The FDA has had the authority to regulate these tests as medical devices since 1976. But at that time LDTs were simple and mostly used to diagnose rare diseases. “Today, many LDTs are more complex, have a nationwide reach and have higher-risk uses such as detection of risk for breast cancer and Alzheimer’s disease,” says Jeffrey Shuren, director of FDA’s Center for Devices and Radiological Health, in a blog post. These tests sometimes compete with FDA-approved tests without clinical studies to support their use.

“That’s concerning,” Shuren writes. “Without appropriate safeguards, neither patients nor their health care providers can be assured that these tests are safe and effective.”

The agency is also issuing a final guidance on the development, review and approval or clearance of companion diagnostics, which are tests used to identify patients who will benefit from or be harmed by treatment with a certain drug. Companion diagnostic tests, are the cornerstone for personalized medicine, helping physicians in selecting appropriate therapies for individual patients based on the genetics or molecular profile of their cancers.
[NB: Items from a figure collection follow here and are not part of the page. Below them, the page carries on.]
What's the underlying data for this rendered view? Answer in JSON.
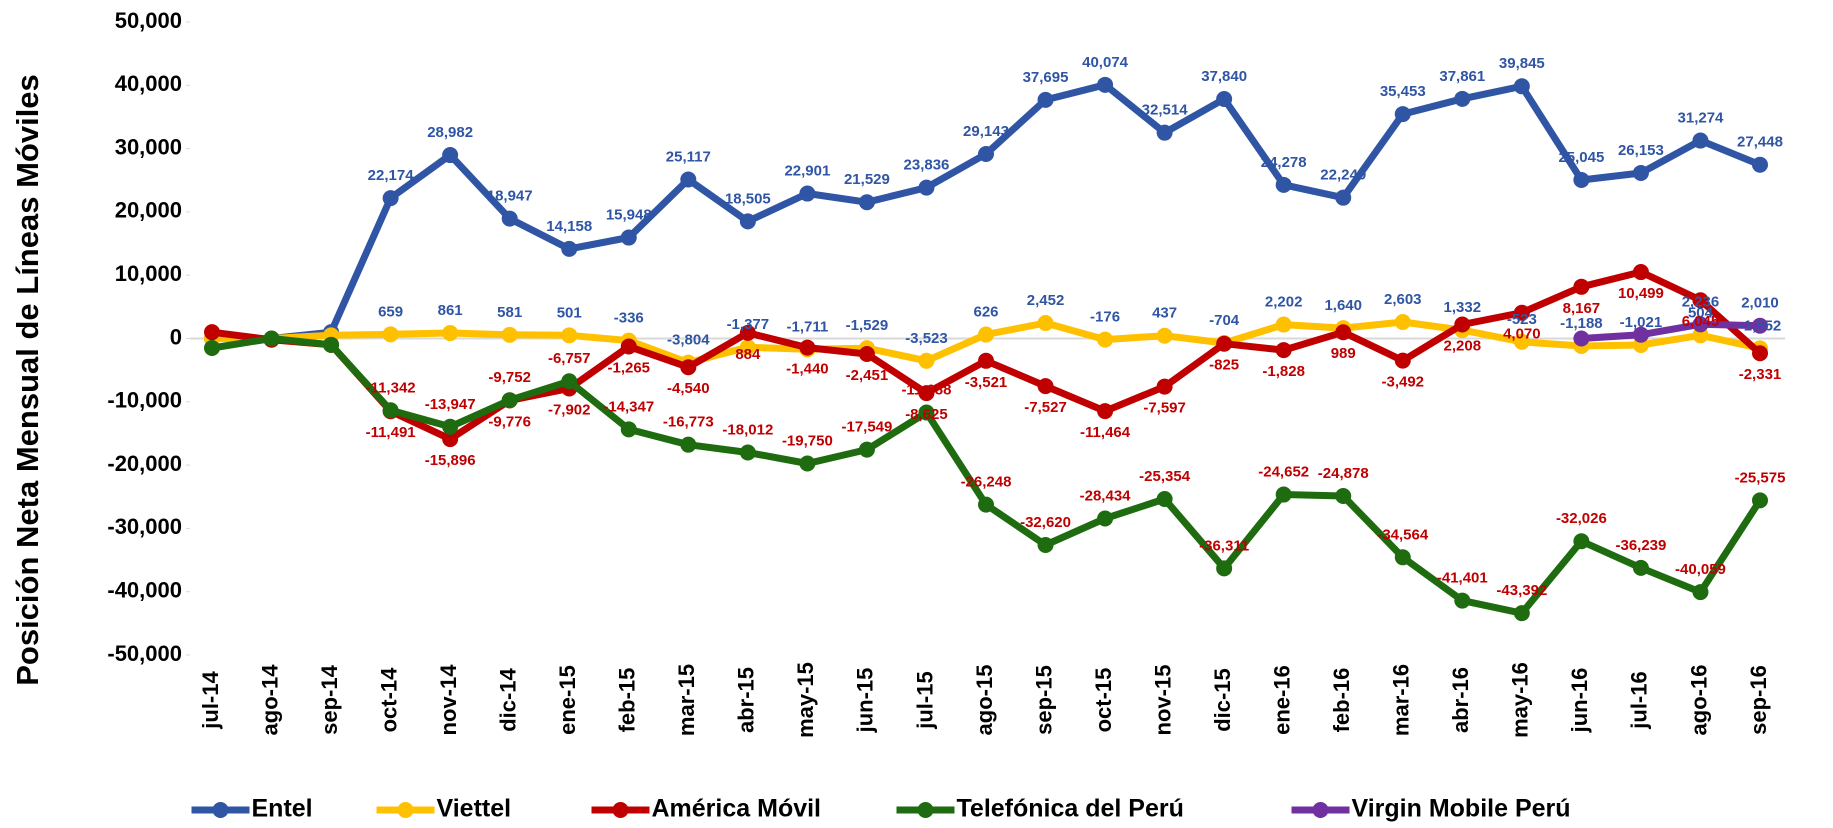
{
  "chart_data": {
    "type": "line",
    "y_label": "Posición Neta Mensual de Líneas Móviles",
    "categories": [
      "jul-14",
      "ago-14",
      "sep-14",
      "oct-14",
      "nov-14",
      "dic-14",
      "ene-15",
      "feb-15",
      "mar-15",
      "abr-15",
      "may-15",
      "jun-15",
      "jul-15",
      "ago-15",
      "sep-15",
      "oct-15",
      "nov-15",
      "dic-15",
      "ene-16",
      "feb-16",
      "mar-16",
      "abr-16",
      "may-16",
      "jun-16",
      "jul-16",
      "ago-16",
      "sep-16"
    ],
    "ylim": [
      -50000,
      50000
    ],
    "yticks": [
      {
        "value": -50000,
        "label": "-50,000"
      },
      {
        "value": -40000,
        "label": "-40,000"
      },
      {
        "value": -30000,
        "label": "-30,000"
      },
      {
        "value": -20000,
        "label": "-20,000"
      },
      {
        "value": -10000,
        "label": "-10,000"
      },
      0,
      {
        "value": 10000,
        "label": "10,000"
      },
      {
        "value": 20000,
        "label": "20,000"
      },
      {
        "value": 30000,
        "label": "30,000"
      },
      {
        "value": 40000,
        "label": "40,000"
      },
      {
        "value": 50000,
        "label": "50,000"
      }
    ],
    "grid": false,
    "legend": "bottom",
    "series": [
      {
        "name": "Entel",
        "color": "#2f55a4",
        "label_color": "#2f55a4",
        "label_side": "above",
        "values": [
          0,
          0,
          1000,
          22174,
          28982,
          18947,
          14158,
          15948,
          25117,
          18505,
          22901,
          21529,
          23836,
          29143,
          37695,
          40074,
          32514,
          37840,
          24278,
          22249,
          35453,
          37861,
          39845,
          25045,
          26153,
          31274,
          27448
        ],
        "value_labels": [
          null,
          null,
          null,
          "22,174",
          "28,982",
          "18,947",
          "14,158",
          "15,948",
          "25,117",
          "18,505",
          "22,901",
          "21,529",
          "23,836",
          "29,143",
          "37,695",
          "40,074",
          "32,514",
          "37,840",
          "24,278",
          "22,249",
          "35,453",
          "37,861",
          "39,845",
          "25,045",
          "26,153",
          "31,274",
          "27,448"
        ]
      },
      {
        "name": "Viettel",
        "color": "#ffc000",
        "label_color": "#2f55a4",
        "label_side": "above",
        "values": [
          0,
          0,
          500,
          659,
          861,
          581,
          501,
          -336,
          -3804,
          -1377,
          -1711,
          -1529,
          -3523,
          626,
          2452,
          -176,
          437,
          -704,
          2202,
          1640,
          2603,
          1332,
          -523,
          -1188,
          -1021,
          504,
          -1552
        ],
        "value_labels": [
          null,
          null,
          null,
          "659",
          "861",
          "581",
          "501",
          "-336",
          "-3,804",
          "-1,377",
          "-1,711",
          "-1,529",
          "-3,523",
          "626",
          "2,452",
          "-176",
          "437",
          "-704",
          "2,202",
          "1,640",
          "2,603",
          "1,332",
          "-523",
          "-1,188",
          "-1,021",
          "504",
          "-1,552"
        ]
      },
      {
        "name": "América Móvil",
        "color": "#c00000",
        "label_color": "#c00000",
        "label_side": "below",
        "values": [
          1000,
          -200,
          -1000,
          -11491,
          -15896,
          -9776,
          -7902,
          -1265,
          -4540,
          884,
          -1440,
          -2451,
          -8625,
          -3521,
          -7527,
          -11464,
          -7597,
          -825,
          -1828,
          989,
          -3492,
          2208,
          4070,
          8167,
          10499,
          6045,
          -2331
        ],
        "value_labels": [
          null,
          null,
          null,
          "-11,491",
          "-15,896",
          "-9,776",
          "-7,902",
          "-1,265",
          "-4,540",
          "884",
          "-1,440",
          "-2,451",
          "-8,625",
          "-3,521",
          "-7,527",
          "-11,464",
          "-7,597",
          "-825",
          "-1,828",
          "989",
          "-3,492",
          "2,208",
          "4,070",
          "8,167",
          "10,499",
          "6,045",
          "-2,331"
        ]
      },
      {
        "name": "Telefónica del Perú",
        "color": "#1e6b10",
        "label_color": "#c00000",
        "label_side": "above",
        "values": [
          -1500,
          0,
          -1000,
          -11342,
          -13947,
          -9752,
          -6757,
          -14347,
          -16773,
          -18012,
          -19750,
          -17549,
          -11688,
          -26248,
          -32620,
          -28434,
          -25354,
          -36311,
          -24652,
          -24878,
          -34564,
          -41401,
          -43392,
          -32026,
          -36239,
          -40059,
          -25575
        ],
        "value_labels": [
          null,
          null,
          null,
          "-11,342",
          "-13,947",
          "-9,752",
          "-6,757",
          "-14,347",
          "-16,773",
          "-18,012",
          "-19,750",
          "-17,549",
          "-11,688",
          "-26,248",
          "-32,620",
          "-28,434",
          "-25,354",
          "-36,311",
          "-24,652",
          "-24,878",
          "-34,564",
          "-41,401",
          "-43,392",
          "-32,026",
          "-36,239",
          "-40,059",
          "-25,575"
        ]
      },
      {
        "name": "Virgin Mobile Perú",
        "color": "#7030a0",
        "label_color": "#2f55a4",
        "label_side": "above",
        "values": [
          null,
          null,
          null,
          null,
          null,
          null,
          null,
          null,
          null,
          null,
          null,
          null,
          null,
          null,
          null,
          null,
          null,
          null,
          null,
          null,
          null,
          null,
          null,
          0,
          600,
          2236,
          2010
        ],
        "value_labels": [
          null,
          null,
          null,
          null,
          null,
          null,
          null,
          null,
          null,
          null,
          null,
          null,
          null,
          null,
          null,
          null,
          null,
          null,
          null,
          null,
          null,
          null,
          null,
          null,
          null,
          "2,236",
          "2,010"
        ]
      }
    ]
  }
}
The companion diagnostics guidance is intended to help companies identify the need for these tests during the earliest stages of drug development and to plan for the development of a drug and a companion test at the same time. The ultimate goal of the final guidance is to stimulate early collaborations that will result in faster access to promising new treatments for patients living with serious and life-threatening diseases. The guidance finalizes and takes into consideration public comment on the draft guidance issued in 2011.

The agency’s LDT notification to Congress outlines details of the draft guidance through which the agency would propose to establish an LDT oversight framework, including pre-market review for higher-risk LDTs, such as those that have the same intended use as FDA-approved or cleared companion diagnostics currently on the market. The draft guidance would also propose to phase in enforcement of pre-market review for other high risk and moderate risk LDTs over time.

The FDA also said it will continue to exercise enforcement discretion for low-risk LDTs, such as those for rare diseases and, under certain circumstances, tests for which there is no FDA-approved or cleared test.

“With today’s notification of the agency’s intent to issue the lab-developed test draft guidance, the FDA is seeking a better balanced approach for all diagnostics,” Shuren says. “The agency’s oversight would be based on a test’s level of risk to patients, not on whether it is made by a conventional manufacturer or in a single laboratory, while still providing flexibility to encourage innovation that addresses unmet medical needs.”

Under FDASIA, the FDA will wait 60 days before publishing draft guidance for public comment and will also hold a public meeting during the comment period to collect additional input.